Pasanggrahan entitled to Nagico insurance money, Court rules | THE DAILY HERALD

WILLEMSTAD/PHILIPSBURG–Pasanggrahan Hotel is entitled to US $5.5 million from insurer Nagico for the damage caused by Hurricane Irma in September 2017. A declaration of entitlement for this was recently issued by the Court of First Instance. The ruling was published this week.

  Nagico has insured the hotel for many years against hurricane damage, among other things. Pasanggrahan consists of four buildings: a monumental building including the reception; a building with retail space, laundry and storage space; a three-storey building  with  hotel rooms; and a five-storey building with hotel rooms. The contacts between Nagico and the hotel about the annual renewal of the insurance policies went through the insurance intermediary Oriental.

  The hotel had stated that it pays its premiums annually. It had requested that only the old main building, which includes the hotel’s kitchen, be insured for fire only. After Hurricane Irma it became clear that the hotel had fallen victim to Nagico’s sloppiness and the Babylonian confusion of language between Nagico and its agent Oriental. “A sloppiness that Nagico ‘uses’ to state that the three-story building, consisting of 18 hotel rooms, is only insured against fire,” the judge said.

  The old main building is the original monument from 1904 with the lobby, bar, kitchen and restaurant. Wrongly, the storage building and the three storey-building with hotel rooms are therefore no longer insured against hurricane damage.

  The hotel states that if the error was made by Oriental, it should be attributed to Nagico, because Oriental acted on behalf of Nagico. The insurer rejects the claims. The court points out that Nagico must still provide coverage, which prompted Nagico to invoke an arbitration clause.

  The judge stated that it follows from the documents, in particular the e-mail correspondence between the hotel, Oriental and Nagico, as well as the forms completed by the hotel, that few precise terms are used to designate the various buildings. 

  “It seems that everyone assumes to know the local situation very well so that there can actually be no misunderstanding. This is also in line with the small scale of St. Maarten and the familiarity of everyone with the hotel that partly has a monument status and is located in a prominent place on the Boardwalk. Only: Because of that sloppiness, problems arise when damage actually occurs.”

  Looking purely at the description in the policy, it is clear to anyone who knows the local situation that the description means that only a single building is insured against hurricane damage and the rest of the complex is not, the judge concluded.

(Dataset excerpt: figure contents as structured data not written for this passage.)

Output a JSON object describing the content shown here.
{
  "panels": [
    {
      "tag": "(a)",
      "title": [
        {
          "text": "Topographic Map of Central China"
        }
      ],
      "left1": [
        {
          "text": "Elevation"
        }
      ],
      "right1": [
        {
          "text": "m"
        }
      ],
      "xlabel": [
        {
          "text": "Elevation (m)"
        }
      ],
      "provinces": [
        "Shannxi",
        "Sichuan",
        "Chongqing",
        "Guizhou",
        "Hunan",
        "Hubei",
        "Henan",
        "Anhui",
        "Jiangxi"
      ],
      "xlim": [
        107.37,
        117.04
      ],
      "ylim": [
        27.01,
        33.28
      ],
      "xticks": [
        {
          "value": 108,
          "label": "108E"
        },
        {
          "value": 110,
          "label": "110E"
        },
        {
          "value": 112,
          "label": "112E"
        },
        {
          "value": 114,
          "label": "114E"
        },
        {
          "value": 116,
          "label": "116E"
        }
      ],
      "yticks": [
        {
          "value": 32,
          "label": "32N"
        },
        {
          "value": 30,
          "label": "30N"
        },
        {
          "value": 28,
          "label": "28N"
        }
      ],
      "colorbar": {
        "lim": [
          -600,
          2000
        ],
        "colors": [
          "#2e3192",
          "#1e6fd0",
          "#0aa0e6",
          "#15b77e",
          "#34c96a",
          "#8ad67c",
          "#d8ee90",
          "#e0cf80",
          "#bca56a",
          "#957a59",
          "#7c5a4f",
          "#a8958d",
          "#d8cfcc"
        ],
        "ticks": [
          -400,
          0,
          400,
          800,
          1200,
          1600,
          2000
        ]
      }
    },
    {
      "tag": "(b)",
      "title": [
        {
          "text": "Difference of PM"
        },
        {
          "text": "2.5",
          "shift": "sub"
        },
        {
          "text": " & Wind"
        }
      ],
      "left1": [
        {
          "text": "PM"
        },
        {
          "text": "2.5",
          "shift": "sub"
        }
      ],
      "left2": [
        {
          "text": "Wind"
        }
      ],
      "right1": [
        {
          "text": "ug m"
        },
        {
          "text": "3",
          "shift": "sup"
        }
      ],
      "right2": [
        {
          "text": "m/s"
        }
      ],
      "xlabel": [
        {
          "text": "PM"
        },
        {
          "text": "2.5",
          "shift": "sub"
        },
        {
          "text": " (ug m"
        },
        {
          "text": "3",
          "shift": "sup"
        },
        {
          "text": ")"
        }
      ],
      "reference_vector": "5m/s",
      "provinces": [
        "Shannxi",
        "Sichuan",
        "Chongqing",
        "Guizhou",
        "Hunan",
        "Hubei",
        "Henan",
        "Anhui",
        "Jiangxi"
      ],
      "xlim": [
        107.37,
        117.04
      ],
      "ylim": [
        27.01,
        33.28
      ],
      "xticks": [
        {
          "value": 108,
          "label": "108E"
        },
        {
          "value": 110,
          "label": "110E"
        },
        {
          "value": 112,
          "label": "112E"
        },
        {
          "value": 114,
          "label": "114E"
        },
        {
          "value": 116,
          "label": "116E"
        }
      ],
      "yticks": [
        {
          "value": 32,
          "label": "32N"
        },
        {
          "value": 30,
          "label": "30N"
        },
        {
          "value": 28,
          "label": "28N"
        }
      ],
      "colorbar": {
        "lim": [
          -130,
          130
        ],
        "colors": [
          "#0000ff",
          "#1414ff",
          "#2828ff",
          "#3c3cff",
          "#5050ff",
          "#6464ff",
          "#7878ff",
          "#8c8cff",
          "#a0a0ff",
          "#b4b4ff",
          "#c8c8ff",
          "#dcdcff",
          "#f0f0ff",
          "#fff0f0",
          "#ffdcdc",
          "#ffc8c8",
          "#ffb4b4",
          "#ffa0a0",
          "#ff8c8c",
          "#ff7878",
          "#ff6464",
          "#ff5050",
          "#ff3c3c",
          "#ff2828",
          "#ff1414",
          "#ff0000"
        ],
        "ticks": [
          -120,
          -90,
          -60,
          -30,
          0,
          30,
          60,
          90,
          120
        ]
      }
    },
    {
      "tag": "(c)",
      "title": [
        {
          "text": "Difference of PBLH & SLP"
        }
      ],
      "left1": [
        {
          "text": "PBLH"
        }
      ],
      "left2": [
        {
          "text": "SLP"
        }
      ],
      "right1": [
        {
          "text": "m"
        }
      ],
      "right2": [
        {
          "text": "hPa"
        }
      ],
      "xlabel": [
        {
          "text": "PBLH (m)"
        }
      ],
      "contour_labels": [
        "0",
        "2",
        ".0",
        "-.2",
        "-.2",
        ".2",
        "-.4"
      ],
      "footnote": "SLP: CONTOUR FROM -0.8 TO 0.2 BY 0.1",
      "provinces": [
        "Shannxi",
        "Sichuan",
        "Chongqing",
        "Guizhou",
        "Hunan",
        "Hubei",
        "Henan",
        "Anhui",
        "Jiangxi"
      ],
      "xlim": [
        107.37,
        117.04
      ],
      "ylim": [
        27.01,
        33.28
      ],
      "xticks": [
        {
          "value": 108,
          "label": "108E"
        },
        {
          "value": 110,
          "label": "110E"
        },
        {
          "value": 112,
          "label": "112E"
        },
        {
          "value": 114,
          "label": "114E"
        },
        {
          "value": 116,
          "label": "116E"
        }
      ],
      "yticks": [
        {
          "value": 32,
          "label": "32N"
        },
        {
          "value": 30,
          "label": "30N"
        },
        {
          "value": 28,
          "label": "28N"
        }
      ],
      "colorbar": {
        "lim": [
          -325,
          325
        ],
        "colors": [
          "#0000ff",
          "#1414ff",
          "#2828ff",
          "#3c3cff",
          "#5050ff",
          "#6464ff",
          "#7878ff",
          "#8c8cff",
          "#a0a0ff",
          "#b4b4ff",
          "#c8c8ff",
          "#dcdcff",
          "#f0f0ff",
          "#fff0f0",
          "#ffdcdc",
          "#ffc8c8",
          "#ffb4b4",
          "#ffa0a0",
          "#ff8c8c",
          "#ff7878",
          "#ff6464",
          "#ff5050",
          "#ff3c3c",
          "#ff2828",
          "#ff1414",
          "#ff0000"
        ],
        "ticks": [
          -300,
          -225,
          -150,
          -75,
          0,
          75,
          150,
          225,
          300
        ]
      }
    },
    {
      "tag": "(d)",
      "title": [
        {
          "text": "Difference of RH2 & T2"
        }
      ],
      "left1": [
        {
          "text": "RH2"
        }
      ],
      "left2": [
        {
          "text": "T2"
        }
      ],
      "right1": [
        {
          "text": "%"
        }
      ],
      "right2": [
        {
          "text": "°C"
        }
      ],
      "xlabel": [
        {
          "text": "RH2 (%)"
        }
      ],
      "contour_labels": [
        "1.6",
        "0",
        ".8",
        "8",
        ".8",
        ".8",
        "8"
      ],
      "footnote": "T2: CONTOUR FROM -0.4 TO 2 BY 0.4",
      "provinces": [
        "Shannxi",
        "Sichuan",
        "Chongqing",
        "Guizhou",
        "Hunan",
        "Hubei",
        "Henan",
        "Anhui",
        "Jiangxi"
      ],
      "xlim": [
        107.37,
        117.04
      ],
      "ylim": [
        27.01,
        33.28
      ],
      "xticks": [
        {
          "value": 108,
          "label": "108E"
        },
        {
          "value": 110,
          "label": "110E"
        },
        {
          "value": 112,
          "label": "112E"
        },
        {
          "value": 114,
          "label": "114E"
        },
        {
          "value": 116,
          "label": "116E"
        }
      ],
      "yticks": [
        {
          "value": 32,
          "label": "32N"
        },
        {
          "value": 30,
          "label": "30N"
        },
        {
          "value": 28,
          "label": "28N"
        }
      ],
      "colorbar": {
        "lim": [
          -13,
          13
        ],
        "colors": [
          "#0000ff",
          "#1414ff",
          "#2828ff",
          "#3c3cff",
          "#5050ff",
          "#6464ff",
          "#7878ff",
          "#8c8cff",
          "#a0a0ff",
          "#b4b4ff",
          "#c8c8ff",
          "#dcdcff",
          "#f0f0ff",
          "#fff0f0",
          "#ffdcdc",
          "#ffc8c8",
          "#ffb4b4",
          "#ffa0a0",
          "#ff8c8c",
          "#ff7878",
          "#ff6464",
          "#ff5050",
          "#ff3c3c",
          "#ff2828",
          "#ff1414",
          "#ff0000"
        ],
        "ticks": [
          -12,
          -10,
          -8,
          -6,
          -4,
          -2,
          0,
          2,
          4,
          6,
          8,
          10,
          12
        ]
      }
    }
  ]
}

  “This is actually not possible, because that means that the rest of the buildings are insured for a much lower amount than the three-storey building. That is not easy to understand, because why would you, as a hotel owner, only insure one building of the entire complex against hurricane damage?”

  In the opinion of the court, there was a misunderstanding in the communication in the chain Hotel-Oriental-Nagico in 2013, as a result of which, with the carelessness by Nagico, a completely different policy description was created on November 5, 2013, compared to the policies before that.

  In the contracts after 2013, this remained in the policies because no one thought about it anymore and because Nagico, as the hotel rightly argues, sometimes merely sent a renewal certificate so that no breakdown was visible of the sum for which the specific buildings were insured.

  In short, the court is of the opinion that three buildings are part of the coverage against hurricane damage. For the main building with offices and reception area, only coverage against fire applies, because hurricane damage is covered by the policy of the contractor. This means that the other three buildings together had hurricane coverage of $5.5 million dollars on September 6, 2017, when Hurricane Irma hit.